Show that a totally bounded complete metric space $X$ is compact.
I can use the fact that sequentially compact $\Leftrightarrow$ compact.
Attempt: Complete $\implies$ every Cauchy sequence converges. Totally bounded $\implies$ $\forall\epsilon>0$, $X$ can be covered by a finite number of balls of radius $\epsilon$. I'm trying to show that all sequences in $X$ have a subsequence that converges to an element in $X$. I don't see how to go from convergent Cauchy sequences and totally bounded to subsequence convergent $in$ $X$.
Best Answer
You need to show that if $X$ is totally bounded, every sequence in $X$ has a Cauchy subsequence. Let $\sigma=\langle x_n:n\in\mathbb{N}\rangle$ be a sequence in $X$. For each $n\in\mathbb{N}$ let $D_n$ be a finite subset of $X$ such that the open balls of radius $2^{-n}$ centred at the points of $D_n$ cover $X$. $D_0$ is finite, so there is a point $y_0\in D_0$ such that infinitely many terms of $\sigma$ are in $B(y_0,1)$. Let $$A_0=\{n\in\mathbb{N}:x_n\in B(y_0,1)\}\;,$$ so that $A_0$ is infinite. Now $D_1$ is finite, so there is a $y_1\in D_1$ such that $$A_1=\{n\in A_0:x_n\in B(y_1,2^{-1})\}$$ is infinite.
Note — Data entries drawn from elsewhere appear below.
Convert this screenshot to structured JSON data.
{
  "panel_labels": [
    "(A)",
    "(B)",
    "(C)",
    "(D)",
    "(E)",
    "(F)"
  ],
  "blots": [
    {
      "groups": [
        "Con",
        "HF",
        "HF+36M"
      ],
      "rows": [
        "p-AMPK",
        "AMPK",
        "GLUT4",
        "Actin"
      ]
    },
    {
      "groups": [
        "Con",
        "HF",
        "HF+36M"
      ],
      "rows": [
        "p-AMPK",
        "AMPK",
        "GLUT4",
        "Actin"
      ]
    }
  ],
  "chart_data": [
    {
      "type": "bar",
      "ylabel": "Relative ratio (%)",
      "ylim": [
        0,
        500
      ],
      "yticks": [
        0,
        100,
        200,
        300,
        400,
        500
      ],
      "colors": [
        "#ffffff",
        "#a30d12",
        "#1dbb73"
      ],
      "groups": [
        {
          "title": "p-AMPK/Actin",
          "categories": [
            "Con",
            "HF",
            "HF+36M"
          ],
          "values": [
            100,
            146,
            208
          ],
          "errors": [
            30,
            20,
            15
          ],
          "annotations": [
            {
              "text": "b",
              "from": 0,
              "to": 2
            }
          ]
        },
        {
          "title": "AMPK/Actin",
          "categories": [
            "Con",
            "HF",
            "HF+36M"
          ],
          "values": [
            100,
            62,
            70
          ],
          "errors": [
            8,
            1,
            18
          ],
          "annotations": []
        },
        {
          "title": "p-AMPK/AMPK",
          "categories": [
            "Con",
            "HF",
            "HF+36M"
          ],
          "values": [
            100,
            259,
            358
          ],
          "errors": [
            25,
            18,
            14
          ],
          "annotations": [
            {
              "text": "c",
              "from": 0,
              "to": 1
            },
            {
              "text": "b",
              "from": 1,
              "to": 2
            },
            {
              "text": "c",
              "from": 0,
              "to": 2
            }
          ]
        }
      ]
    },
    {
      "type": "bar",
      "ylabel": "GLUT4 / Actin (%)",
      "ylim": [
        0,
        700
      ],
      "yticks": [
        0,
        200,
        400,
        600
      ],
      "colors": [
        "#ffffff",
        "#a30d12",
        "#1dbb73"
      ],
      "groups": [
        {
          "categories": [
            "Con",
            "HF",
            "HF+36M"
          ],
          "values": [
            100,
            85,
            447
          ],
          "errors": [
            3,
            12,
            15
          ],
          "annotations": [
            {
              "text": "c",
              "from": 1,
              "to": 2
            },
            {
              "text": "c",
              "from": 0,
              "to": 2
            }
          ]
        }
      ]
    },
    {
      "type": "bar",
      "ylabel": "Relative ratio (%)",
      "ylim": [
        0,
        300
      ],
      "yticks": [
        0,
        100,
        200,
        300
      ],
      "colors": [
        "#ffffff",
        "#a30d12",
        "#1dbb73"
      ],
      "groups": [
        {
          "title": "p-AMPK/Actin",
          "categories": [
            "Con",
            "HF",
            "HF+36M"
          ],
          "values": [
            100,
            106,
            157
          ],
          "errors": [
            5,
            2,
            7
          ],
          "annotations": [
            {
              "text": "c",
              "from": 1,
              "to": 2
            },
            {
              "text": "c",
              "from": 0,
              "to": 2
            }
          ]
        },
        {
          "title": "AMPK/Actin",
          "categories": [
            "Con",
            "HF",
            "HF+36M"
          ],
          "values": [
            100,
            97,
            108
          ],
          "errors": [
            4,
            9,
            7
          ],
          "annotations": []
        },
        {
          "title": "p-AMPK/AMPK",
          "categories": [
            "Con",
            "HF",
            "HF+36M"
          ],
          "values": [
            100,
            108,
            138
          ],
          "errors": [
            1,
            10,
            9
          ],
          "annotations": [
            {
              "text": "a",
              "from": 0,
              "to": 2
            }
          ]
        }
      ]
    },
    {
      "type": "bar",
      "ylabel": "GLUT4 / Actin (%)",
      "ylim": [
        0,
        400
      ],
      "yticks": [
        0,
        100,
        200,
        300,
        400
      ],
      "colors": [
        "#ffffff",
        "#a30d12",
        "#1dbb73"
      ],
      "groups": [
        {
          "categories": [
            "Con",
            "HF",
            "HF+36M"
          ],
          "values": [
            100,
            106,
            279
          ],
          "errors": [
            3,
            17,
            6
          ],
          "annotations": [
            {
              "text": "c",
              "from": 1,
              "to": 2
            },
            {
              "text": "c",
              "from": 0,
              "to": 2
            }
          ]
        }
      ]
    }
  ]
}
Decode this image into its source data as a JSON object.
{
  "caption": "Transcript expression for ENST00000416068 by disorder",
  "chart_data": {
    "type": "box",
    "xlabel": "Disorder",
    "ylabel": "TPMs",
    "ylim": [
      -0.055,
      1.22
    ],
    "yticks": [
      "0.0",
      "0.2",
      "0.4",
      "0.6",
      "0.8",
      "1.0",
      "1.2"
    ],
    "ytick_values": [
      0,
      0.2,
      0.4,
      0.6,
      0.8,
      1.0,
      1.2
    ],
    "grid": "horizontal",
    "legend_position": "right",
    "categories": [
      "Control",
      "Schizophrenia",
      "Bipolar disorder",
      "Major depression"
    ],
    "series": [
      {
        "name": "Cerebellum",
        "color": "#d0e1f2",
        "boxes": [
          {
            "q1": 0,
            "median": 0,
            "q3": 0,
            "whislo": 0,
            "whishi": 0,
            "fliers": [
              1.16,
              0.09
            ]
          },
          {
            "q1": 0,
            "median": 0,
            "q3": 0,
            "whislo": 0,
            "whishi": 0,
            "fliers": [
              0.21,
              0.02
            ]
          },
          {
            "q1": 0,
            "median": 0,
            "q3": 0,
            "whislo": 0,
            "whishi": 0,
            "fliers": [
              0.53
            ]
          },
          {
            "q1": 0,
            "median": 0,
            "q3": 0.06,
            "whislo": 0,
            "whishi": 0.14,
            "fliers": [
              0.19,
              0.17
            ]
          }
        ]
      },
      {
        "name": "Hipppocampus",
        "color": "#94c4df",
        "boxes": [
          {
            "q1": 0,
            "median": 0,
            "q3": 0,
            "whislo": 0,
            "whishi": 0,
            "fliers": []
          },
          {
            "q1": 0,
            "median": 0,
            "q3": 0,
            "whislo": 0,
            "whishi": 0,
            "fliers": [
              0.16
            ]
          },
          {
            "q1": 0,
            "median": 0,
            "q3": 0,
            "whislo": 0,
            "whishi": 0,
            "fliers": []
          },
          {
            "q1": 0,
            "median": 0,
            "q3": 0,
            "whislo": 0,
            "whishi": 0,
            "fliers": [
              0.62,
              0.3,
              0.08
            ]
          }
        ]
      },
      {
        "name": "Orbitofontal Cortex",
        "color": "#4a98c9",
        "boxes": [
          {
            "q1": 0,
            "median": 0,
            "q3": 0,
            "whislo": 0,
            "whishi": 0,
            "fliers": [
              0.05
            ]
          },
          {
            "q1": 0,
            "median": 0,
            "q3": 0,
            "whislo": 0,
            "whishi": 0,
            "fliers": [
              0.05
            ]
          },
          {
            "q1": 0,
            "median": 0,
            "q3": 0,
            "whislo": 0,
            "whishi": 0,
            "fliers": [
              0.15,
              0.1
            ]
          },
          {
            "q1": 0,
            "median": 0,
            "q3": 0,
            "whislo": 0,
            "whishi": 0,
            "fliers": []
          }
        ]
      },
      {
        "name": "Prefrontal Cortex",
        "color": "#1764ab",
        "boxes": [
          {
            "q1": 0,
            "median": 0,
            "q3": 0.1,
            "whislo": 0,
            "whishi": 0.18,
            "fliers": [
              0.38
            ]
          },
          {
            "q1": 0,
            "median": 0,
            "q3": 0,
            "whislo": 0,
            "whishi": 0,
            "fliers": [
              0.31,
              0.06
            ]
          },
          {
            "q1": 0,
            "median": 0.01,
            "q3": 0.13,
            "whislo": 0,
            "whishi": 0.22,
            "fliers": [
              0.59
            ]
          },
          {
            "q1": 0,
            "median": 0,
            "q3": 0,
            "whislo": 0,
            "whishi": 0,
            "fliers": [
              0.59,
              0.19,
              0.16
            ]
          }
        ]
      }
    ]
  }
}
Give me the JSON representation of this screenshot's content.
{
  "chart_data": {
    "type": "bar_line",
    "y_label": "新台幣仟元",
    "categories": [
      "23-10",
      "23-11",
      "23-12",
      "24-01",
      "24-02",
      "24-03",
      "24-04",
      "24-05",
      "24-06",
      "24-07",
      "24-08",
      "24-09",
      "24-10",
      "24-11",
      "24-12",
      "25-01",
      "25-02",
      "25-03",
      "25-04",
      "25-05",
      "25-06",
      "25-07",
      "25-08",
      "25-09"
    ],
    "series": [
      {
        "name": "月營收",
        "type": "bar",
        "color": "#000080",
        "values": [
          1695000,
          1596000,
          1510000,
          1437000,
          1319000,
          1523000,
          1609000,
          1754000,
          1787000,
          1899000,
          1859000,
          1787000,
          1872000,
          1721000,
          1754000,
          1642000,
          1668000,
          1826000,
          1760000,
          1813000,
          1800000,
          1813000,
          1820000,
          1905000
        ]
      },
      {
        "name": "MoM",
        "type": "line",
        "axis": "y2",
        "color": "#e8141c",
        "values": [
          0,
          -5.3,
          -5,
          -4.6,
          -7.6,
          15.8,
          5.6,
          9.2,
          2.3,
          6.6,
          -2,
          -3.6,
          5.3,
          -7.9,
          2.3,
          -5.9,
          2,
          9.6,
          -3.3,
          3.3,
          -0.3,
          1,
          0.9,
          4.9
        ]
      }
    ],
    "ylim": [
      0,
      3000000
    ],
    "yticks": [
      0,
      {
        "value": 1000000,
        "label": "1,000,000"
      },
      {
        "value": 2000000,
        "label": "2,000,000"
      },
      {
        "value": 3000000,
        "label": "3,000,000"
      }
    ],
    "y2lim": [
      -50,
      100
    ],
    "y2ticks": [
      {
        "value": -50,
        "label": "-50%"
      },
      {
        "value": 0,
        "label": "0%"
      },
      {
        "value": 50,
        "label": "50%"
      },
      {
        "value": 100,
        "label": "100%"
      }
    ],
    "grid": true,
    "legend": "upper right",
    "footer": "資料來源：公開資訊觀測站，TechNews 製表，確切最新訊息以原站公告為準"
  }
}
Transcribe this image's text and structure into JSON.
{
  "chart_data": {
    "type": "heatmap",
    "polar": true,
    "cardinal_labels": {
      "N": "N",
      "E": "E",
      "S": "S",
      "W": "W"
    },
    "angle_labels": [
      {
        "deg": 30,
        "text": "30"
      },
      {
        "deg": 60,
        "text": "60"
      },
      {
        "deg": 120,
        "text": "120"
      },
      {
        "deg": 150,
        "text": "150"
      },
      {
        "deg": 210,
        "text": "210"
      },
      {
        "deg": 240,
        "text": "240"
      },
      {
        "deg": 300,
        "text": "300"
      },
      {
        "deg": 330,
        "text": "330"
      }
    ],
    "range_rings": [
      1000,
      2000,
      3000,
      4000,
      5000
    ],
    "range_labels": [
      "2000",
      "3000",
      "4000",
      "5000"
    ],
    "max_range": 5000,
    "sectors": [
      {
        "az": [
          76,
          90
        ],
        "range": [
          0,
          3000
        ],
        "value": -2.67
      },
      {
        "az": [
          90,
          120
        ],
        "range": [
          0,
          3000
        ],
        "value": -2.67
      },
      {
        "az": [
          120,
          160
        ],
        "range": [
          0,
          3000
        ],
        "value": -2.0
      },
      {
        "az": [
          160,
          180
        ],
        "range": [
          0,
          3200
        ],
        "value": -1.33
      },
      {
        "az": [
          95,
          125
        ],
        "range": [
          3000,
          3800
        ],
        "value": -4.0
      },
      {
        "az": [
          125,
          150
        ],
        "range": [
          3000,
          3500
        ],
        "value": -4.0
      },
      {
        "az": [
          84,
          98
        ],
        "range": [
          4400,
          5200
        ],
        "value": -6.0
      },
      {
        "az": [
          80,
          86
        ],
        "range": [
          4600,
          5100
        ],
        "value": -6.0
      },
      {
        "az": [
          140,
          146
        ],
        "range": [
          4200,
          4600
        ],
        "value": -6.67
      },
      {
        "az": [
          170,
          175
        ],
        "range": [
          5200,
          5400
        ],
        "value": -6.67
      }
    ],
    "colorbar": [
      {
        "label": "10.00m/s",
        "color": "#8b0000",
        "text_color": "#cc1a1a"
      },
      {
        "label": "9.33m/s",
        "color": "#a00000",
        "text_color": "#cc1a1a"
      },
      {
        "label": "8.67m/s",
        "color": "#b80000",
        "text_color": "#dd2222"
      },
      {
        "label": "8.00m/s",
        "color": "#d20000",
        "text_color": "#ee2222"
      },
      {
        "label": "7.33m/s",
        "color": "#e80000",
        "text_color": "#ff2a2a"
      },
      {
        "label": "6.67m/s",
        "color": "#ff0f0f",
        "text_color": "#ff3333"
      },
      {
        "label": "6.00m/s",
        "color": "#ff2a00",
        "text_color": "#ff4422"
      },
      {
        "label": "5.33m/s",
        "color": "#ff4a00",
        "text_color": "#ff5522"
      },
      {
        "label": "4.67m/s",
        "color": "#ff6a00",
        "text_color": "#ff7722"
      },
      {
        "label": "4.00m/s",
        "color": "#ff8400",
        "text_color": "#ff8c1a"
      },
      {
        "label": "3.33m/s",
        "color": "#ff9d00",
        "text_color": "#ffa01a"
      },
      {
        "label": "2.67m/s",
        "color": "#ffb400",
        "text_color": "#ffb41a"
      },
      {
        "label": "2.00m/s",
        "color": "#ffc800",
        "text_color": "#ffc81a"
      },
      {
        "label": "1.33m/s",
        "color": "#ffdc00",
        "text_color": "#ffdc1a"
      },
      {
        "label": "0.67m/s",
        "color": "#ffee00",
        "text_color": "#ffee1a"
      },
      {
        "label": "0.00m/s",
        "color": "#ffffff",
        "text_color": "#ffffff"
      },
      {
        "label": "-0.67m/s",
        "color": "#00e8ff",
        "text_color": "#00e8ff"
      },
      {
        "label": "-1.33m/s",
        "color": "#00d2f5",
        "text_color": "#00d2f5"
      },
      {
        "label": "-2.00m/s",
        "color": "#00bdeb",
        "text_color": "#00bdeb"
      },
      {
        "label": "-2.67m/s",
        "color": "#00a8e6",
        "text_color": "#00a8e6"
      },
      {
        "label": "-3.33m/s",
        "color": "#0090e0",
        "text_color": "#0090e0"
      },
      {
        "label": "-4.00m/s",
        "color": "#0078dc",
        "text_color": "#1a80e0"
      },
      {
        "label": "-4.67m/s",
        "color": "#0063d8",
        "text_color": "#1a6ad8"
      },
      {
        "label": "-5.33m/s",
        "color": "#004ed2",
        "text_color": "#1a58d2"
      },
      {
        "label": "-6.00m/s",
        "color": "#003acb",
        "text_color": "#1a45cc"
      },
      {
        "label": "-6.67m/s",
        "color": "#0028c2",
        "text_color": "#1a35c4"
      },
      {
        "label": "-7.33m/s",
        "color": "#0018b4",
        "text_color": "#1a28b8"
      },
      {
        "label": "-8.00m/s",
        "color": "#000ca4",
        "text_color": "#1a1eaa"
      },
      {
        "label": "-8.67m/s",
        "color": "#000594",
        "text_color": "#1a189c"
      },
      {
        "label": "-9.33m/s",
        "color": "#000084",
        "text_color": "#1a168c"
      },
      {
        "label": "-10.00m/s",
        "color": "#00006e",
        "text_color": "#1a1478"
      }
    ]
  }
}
Repeat: if $A_k$ is an infinite subset of $\mathbb{N}$, there must be a $y_{k+1}\in D_{k+1}$ such that $$A_{k+1}=\{n\in A_k:x_n\in B(y_{k+1},2^{-(k+1)})\}$$ is infinite, and the process can continue.
Now choose a strictly increasing sequence $\langle n_k:k\in\mathbb{N}\rangle$ of natural numbers in such a way that $n_k\in A_k$ for every $k\in\mathbb{N}$. Can you show that $\langle x_{n_k}:k\in\mathbb{N}\rangle$ is Cauchy?